I’ve never seen Mrozek being challenged on her views on women. Thus, it was inspiring to see Ann Decter, the Director of Advocacy and Public Policy at YWCA Canada, to take a tough feminist take on Mrozek and her unenlightened opinion. Mrozek appeared uncomfortable, and tt was obvious that Decter thought her ridiculous. Extra points for rolling her eyes at her opponent at the end of the discussion!
Mrozek and her social conservative lot at the Institute for Marriage and Family constantly bemoan the ever-decreasing birth rate (which, by the way, started in the 1920s and is not a recent phenomenon at all, even if they claim otherwise. Just read The Bedroom and the State: the Changing Practices and Politics of Contraception and Abortion in Canada, 1880–1997). However, they don’t make it any easier for women to combine kids and work in their daily lives. It’s always easier to blame feminism for dissuading women from motherhood than to actually do something about the current lack of affordable, adequate childcare. I think that this lack is one of the myriad of reasons why women are having fewer children or none at all.
As for her argument, it is entirely non-existent. The question of “Who’s going to pay for it?” is the usual consumerist approach from which the mainstream media present social issues. I don’t even have kids and I don’t even want any, and the least I can hope is that my taxes go to something more socially important that fucking fighter jets.
Childcare should not even be an issue, but it is, since it is largely perceived as women’s problem. After all, they are still the primarily caregivers of children. I know I’m speaking in broader terms, and I think that Catherine Porter’s column illustrates well the reality of women and lack of childcare:
“This brings me to the Conservative plan for child care, which is no plan. It does not make the party’s priority list of jobs, troops, sovereignty and victims of crime. It is mentioned only once in their platform, with a reference to the ‘Universal Child Care Benefit’ that the Tories created after axing the Liberal program. The benefit is a cheque for $100, sent every month to parents of children under six. It is meant to ‘support all parents,’ the platform says, ‘and to respect their right to choose the form of child care that’s best for their families.’
This might sound good to you. Who doesn’t like cash? Except with $100, you can’t choose any child care. I hire a 12-year-old down the street to look after my kids when I’m in a bind. She charges $5 an hour—for both my kids. The Conservative plan covers five days of child care by a 12-year-old, as long as she skips school and I leave work early.”

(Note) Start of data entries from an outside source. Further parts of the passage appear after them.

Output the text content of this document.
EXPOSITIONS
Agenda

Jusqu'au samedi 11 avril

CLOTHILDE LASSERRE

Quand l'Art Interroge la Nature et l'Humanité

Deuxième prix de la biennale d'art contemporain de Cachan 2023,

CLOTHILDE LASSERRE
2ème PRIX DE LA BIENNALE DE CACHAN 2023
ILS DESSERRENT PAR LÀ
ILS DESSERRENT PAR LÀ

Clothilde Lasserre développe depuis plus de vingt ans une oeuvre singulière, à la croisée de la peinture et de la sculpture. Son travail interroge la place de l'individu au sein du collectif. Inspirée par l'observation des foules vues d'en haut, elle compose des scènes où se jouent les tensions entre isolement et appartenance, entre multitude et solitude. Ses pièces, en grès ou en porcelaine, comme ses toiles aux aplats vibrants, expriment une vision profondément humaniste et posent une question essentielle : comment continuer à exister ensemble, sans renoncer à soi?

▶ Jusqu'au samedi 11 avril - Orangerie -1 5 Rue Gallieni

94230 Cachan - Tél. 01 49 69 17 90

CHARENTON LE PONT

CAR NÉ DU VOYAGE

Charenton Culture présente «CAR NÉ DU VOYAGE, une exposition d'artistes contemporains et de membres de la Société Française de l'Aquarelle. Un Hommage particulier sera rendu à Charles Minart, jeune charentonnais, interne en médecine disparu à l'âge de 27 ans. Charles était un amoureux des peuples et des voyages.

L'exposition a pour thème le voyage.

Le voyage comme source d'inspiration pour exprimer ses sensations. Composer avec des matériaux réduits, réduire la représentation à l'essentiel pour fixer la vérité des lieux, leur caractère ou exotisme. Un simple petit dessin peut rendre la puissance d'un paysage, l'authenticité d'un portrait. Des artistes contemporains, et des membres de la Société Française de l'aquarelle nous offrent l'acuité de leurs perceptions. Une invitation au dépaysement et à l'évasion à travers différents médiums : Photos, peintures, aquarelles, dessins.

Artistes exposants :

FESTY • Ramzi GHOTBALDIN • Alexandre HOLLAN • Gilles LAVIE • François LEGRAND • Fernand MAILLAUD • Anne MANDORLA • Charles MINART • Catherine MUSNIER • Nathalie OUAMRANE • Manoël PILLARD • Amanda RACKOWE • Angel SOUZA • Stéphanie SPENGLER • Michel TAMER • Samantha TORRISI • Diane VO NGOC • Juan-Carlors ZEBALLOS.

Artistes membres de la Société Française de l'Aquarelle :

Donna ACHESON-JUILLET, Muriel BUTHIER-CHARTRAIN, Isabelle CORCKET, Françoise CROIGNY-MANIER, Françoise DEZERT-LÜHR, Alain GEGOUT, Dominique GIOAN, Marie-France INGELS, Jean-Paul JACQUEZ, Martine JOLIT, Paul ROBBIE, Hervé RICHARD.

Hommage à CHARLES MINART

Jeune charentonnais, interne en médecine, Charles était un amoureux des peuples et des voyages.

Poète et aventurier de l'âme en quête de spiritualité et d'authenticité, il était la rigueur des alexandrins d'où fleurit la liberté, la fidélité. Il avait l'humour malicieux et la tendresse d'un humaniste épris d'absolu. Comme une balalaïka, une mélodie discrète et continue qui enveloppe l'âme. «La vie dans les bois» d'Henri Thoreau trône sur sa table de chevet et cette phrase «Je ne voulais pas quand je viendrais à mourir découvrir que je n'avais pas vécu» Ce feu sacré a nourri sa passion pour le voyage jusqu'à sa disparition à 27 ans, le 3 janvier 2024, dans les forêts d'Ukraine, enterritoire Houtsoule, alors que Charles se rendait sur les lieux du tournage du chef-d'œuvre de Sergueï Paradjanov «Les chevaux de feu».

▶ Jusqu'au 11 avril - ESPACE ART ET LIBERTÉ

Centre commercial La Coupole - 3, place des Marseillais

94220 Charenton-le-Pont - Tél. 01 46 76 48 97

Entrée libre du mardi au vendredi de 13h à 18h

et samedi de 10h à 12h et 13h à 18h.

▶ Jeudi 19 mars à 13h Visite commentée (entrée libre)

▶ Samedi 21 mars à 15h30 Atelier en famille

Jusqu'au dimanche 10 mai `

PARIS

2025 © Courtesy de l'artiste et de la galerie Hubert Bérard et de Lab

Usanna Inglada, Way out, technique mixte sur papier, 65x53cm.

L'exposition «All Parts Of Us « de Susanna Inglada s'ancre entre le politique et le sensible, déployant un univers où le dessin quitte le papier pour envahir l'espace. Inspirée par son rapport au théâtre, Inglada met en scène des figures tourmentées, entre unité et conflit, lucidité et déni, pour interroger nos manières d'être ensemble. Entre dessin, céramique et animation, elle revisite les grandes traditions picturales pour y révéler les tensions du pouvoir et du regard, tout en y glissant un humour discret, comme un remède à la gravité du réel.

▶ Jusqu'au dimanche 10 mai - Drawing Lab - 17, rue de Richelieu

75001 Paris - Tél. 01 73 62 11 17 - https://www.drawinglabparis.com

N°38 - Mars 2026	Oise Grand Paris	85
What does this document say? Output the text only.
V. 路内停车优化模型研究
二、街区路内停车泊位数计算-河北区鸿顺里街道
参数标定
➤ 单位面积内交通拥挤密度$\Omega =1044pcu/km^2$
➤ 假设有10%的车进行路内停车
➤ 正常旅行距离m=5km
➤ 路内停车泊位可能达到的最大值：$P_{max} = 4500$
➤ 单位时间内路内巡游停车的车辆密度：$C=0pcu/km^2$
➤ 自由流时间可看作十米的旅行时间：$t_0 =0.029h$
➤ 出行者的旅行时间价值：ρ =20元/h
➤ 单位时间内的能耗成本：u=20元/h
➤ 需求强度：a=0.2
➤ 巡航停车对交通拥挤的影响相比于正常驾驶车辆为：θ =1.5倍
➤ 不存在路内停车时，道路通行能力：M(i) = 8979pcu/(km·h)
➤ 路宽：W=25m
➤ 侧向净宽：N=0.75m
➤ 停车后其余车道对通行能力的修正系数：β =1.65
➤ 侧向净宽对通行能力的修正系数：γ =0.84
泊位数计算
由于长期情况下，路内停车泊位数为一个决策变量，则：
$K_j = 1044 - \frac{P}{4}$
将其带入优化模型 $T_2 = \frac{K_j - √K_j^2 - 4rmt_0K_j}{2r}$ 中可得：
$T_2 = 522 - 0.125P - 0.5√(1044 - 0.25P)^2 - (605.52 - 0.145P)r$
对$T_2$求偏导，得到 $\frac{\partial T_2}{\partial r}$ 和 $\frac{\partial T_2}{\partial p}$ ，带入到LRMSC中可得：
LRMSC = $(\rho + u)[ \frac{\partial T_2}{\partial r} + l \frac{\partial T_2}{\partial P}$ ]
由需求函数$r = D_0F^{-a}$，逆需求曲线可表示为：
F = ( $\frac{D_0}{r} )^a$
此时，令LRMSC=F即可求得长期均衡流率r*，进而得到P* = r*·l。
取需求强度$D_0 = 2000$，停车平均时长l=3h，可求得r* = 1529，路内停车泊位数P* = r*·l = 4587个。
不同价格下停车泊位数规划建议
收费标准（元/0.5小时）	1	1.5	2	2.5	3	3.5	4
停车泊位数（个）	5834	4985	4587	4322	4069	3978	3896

What is interesting is that the Tory scheme is already costing $2.5 billion per year and who is paying for it, Ms. Mrozek? And how is this any better that the proposed program, as outlined by the Liberals? (By the way, their proposal, which is estimated initially at $500 million, is much less expensive). The monthly “allowance” does nothing to help families who juggle full-time jobs and young children.
Update: Any publicity is good publicity, but I’ve received enough hate mail and inane comments over the last few days (not to mention traffic). No new comments will be approved concerning this post; I’ve wasted enough time on arguing with Mrozek’s followers.